To take your later college major example. Say my overarching goal is to make gobs of dosh. Well, Philosophy's right out the door, along with some others, but the field is still pretty wide. To arbitrarily narrow the field to two, let's say Law or Medicine.

Either will make me some fairly serious bank if I follow through, but which am I more interested in? Which am I more suited for? What about free time? When will I be able to retire? You get the idea.

All these questions, and more, can be researched according to the typical decision-making formula, but only up to a point. The future is too murky, too probablistic, too chaotic to make this decision with 100% confidence that it is the right one.

Any decision making faculty cannot be rules all the way down. At some point, as evildave said above, one just has to MAKE IT. Eventually, you have to execute, because you never have all the facts.

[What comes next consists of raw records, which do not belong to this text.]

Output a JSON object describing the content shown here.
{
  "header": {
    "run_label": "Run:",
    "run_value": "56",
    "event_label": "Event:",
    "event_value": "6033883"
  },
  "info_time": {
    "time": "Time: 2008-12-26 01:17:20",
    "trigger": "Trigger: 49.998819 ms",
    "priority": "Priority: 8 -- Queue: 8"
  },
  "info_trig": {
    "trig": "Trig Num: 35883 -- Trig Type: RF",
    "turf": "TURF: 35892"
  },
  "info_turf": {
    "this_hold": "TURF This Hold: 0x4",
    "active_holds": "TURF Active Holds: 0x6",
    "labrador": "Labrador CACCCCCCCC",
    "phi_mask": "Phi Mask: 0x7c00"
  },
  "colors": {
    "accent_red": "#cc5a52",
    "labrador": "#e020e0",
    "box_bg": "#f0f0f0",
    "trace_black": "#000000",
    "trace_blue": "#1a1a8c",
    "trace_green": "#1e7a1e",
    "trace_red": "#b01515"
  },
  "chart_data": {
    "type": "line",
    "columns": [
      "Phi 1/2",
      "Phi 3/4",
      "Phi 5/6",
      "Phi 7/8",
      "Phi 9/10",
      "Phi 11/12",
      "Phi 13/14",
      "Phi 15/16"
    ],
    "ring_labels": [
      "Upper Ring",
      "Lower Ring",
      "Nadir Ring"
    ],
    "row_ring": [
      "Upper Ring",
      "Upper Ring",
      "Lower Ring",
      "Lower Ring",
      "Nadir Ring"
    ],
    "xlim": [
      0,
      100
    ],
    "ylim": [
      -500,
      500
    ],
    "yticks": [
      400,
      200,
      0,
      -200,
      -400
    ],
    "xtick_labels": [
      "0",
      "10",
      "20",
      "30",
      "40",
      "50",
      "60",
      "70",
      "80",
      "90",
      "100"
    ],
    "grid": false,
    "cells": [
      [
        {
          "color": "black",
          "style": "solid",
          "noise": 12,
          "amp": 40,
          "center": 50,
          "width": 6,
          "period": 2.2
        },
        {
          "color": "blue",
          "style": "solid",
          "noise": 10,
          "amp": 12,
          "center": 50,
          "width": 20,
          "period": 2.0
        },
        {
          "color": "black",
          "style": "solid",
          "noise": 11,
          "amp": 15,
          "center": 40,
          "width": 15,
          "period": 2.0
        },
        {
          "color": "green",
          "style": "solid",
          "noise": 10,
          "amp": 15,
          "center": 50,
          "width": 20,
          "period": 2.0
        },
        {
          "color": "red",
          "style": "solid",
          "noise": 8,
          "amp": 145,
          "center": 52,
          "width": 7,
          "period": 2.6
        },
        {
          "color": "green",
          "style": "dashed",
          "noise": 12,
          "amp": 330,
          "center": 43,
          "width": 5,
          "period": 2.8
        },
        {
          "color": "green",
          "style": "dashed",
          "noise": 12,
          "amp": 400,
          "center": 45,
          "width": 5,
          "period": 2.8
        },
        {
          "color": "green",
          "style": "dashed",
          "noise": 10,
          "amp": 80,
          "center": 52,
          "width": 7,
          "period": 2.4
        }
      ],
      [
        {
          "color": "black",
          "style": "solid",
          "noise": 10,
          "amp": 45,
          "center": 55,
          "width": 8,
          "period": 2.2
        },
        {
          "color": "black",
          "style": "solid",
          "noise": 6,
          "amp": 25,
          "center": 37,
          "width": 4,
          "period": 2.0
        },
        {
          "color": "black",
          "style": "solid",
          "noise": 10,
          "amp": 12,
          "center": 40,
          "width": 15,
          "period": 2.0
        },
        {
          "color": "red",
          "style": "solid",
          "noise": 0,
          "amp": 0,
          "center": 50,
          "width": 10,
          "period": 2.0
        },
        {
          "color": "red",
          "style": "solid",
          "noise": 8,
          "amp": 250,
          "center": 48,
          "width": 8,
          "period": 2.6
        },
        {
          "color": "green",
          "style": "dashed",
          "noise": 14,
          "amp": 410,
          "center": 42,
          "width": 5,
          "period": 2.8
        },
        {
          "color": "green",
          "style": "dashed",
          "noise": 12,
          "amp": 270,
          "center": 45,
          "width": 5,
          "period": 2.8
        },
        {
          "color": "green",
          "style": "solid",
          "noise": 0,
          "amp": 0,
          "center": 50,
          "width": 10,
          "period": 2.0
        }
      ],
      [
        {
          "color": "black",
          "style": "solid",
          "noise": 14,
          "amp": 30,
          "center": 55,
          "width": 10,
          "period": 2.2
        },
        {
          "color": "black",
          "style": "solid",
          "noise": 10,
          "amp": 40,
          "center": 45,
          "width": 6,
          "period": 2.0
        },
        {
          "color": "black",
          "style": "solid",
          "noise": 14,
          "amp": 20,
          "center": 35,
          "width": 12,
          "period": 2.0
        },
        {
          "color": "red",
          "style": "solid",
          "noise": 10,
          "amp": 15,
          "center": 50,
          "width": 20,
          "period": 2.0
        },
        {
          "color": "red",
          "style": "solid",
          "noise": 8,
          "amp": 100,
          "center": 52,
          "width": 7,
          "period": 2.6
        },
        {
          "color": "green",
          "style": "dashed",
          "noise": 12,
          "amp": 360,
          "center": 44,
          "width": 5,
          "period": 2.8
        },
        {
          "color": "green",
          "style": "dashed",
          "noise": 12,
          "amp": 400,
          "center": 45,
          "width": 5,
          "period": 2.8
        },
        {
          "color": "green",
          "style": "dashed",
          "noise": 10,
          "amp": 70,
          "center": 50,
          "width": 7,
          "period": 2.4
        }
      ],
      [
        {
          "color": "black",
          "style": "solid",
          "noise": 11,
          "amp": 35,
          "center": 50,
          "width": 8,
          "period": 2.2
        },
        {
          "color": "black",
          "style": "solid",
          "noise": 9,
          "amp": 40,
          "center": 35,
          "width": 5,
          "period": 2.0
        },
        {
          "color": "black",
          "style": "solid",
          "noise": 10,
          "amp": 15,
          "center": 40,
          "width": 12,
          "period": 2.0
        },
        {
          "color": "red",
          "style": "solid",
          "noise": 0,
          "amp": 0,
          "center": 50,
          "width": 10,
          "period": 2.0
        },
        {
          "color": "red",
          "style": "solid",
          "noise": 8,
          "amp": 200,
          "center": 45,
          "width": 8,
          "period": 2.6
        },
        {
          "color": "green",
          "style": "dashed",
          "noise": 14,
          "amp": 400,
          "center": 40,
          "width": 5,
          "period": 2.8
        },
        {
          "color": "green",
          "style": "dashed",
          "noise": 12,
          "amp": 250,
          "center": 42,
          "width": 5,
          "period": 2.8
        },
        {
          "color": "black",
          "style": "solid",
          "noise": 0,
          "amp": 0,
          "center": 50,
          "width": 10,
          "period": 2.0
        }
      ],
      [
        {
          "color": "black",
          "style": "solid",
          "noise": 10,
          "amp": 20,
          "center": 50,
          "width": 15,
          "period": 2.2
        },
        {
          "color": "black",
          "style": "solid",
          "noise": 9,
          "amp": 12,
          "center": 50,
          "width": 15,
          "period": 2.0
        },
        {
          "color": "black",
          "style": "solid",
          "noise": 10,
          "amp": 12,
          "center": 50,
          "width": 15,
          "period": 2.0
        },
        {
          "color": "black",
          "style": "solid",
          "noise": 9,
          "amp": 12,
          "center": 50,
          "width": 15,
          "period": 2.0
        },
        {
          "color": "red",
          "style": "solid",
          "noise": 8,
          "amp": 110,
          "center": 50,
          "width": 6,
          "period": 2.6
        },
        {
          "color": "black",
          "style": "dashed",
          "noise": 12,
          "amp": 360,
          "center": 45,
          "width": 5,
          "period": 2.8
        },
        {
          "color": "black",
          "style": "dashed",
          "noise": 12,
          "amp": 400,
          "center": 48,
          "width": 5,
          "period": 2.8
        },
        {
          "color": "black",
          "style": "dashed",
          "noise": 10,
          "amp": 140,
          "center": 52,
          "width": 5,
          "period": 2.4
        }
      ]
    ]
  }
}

I happen to like TM's suggestion about the coin flips, but for a slightly different reason than he stated. I don't think it's so much that it shows us what we really want. It shows us what desire is currently in the driver's seat of the useful fiction of the self. It seems to me short-term desires would overrule long-term goals more often than not in this method. (Well, there's this really hot chick who's taking Pre-Law, so screw Medicine.) I think the use of the coin is good because it forces the decision. If all variables have been accounted for, and you're still unsure, why not just flip a coin? It's no less arbitrary than anything else one might do.